September 10, 2009

The Nibs are Packed


I’ve weighed my bags, two fifty pounders. I’ll be paying 50 dollars for an extra bag. That is $1.00 per pound. Like the cost of what, organic carrots perhaps? My quest will be to unload all the items I am dragging with me. How do I unload it? Who wants them? I’ve got seeds, books, shoes, snack bars, plastic balls, and those dam pen nibs. Yes, I said pen nibs. If I indeed find a home for them then I will rest in peace. Really. Today they have changed my view of writing. At least the chore of writing doesn’t seem like “cursive cursive” anymore. Alas, I can say this because I have a year off and when I teach I never teach penmanship anyway. I teach keyboarding (thank you Mavis Beacon).

Now, I’m bringing 20 boxes of 141 nibs to Tanzania, and nobody asked from them. They asked for nail clippers, pens, globes, shoes, sheets, and Parmesan cheese, but not nibs. Well, I never get what I ask for (does my sabbatical count?), so these folks will get Esterbrook school medium firm nibs. Like it our leave it.

September 7, 2009

"Put your pointer finger..

...on the equator," I told the boys.

I didn't have time to say much more about my trip as I rifled through the enormous reading selection housed in the mediation room on the second floor. Liam was reading and Shane was smiling with a wet head. "We are going on a two part journey to Tanzania. See if you can find it, 'cuz it is there where I'll have my next swim", I yelled as I left.

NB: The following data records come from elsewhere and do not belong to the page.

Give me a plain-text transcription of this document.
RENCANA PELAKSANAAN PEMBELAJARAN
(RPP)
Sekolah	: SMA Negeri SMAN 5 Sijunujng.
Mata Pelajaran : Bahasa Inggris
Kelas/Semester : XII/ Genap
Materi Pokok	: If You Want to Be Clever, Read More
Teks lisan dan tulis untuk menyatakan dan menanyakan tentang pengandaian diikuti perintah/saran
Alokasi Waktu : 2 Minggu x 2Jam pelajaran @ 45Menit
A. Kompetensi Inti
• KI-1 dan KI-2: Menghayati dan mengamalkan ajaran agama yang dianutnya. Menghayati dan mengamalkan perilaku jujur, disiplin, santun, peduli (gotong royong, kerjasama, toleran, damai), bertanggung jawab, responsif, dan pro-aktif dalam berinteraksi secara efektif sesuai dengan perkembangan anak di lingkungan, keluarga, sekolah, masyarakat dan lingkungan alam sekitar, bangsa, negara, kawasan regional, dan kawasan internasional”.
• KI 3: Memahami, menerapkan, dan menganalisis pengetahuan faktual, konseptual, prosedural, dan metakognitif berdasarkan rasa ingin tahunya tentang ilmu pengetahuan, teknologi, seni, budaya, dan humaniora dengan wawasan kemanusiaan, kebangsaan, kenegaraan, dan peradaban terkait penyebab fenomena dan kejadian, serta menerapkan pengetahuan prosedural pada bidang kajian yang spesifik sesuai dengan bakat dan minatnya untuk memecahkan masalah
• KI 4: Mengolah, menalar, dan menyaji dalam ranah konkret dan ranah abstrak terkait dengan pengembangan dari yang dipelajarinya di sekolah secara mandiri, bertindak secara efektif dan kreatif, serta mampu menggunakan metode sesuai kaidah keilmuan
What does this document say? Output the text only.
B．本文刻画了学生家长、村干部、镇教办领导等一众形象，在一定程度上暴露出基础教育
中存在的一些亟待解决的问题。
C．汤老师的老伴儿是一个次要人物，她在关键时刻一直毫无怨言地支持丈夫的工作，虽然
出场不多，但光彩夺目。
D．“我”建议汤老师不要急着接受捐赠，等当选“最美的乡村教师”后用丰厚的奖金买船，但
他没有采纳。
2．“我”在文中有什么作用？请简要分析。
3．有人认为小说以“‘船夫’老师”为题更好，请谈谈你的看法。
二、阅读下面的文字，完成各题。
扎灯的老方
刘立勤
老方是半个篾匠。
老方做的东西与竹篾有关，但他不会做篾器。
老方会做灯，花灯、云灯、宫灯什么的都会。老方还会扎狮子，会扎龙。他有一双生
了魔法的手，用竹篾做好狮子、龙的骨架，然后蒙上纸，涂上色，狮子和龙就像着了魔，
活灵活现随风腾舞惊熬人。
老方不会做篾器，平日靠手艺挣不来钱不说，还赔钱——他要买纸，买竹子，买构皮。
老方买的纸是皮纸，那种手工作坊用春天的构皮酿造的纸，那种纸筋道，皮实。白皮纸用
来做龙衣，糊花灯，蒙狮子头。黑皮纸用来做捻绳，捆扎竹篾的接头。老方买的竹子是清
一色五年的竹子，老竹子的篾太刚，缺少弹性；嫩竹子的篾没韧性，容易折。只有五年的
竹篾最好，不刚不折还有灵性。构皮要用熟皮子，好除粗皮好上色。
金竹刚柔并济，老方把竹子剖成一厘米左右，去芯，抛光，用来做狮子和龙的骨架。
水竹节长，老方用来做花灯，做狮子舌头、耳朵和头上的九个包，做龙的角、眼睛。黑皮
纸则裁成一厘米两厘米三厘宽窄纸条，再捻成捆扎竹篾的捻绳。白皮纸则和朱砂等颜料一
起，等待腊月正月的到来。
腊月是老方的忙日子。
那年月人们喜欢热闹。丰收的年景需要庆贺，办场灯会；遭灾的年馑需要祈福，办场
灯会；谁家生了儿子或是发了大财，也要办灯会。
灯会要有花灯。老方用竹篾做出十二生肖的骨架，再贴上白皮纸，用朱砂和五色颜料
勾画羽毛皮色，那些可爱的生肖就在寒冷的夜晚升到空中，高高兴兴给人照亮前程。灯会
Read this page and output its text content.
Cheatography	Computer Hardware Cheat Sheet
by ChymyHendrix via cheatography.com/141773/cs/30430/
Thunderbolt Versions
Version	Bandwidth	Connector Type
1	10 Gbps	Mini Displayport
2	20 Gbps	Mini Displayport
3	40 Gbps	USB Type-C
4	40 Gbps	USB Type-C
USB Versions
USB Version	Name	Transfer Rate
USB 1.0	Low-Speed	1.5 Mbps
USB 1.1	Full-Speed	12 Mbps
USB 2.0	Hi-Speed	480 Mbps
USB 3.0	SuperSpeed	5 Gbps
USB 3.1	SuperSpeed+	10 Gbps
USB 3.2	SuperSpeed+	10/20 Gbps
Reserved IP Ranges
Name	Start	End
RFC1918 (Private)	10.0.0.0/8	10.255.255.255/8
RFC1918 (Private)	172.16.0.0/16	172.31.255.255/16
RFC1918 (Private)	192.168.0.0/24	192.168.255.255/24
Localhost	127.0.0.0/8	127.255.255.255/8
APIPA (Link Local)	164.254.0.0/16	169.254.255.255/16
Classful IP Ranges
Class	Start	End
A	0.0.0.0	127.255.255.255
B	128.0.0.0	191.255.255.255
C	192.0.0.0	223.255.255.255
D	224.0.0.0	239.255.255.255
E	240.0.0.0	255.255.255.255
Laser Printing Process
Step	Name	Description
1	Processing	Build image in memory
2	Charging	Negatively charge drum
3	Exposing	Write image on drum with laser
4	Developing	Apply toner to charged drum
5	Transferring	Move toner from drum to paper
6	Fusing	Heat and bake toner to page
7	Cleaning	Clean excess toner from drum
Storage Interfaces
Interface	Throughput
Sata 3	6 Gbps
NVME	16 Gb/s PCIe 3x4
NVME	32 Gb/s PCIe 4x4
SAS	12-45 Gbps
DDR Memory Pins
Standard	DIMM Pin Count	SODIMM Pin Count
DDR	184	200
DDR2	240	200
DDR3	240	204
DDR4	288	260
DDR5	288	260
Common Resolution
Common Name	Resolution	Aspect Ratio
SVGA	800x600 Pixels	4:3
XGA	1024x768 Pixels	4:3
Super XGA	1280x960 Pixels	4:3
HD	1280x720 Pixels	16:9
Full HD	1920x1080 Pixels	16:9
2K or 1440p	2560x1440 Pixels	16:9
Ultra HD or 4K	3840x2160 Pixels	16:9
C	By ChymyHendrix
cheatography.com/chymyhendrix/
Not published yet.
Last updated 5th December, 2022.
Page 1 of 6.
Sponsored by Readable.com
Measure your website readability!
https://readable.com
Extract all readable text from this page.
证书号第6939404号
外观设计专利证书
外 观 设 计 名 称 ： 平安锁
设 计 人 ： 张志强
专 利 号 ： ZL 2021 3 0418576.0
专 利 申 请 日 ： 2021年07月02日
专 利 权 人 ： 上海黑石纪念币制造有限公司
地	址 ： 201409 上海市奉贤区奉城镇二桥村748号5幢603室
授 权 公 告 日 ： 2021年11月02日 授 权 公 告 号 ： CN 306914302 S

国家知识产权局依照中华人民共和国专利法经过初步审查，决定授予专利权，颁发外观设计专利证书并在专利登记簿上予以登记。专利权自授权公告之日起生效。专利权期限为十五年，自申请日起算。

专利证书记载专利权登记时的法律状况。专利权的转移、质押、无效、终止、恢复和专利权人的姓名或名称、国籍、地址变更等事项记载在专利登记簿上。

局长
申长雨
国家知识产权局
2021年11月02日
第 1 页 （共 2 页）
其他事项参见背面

Actually, I was thinking about tsetse flies and bug nets and weighing my bags each day not swimming. I get 50lbs per bag, and I'm hoping to use it all. I have a tent, a pad, powerbars and wetones, and I've frantically making art. It is a portable type of art and I'm thinking I can share some of the pictographs from our trip to the sierra de Guadalupe in (Baja California) with our future friends in Arusha, Tanzania. I started with making patches for backpacks and now I'm framing little pieces of cloth with pine needles and bark(riveting isn't it Jack?).

So, two 50 pound bags for what?? First we will be heading to the "bush", as Seppo calls it, and visiting sites near Kondoa. A well know place in the Rift Valley full of pictographs of people and animals. Reports of vandalism have reached our ears, and we know how faded images get, but it takes seeing it, and we are ready. Jon is armed with cameras and battery packs and his secret weapon, dstretch. We are leaving everything up to our email correspondent John Cavallo (Rock Art Conservation of Tanzania) . He is researching and documenting the sites, and lucky us, we will be joining him.

Part two includes a visit to the coast, to a place near Bagamoyo. I've signed on with Earthrising to create a natural, sustainable, home. This project is the passion of our leader Elke Cole, a builder/architect living in an eco-village in British Columbia. She is incredible talented and I've decided to join the group for 6 weeks.

That is all I know. I've been told the beer is 2 bucks a bottle and that there is a great place for Indian food in Arusha. The big T......... is still a big question mark????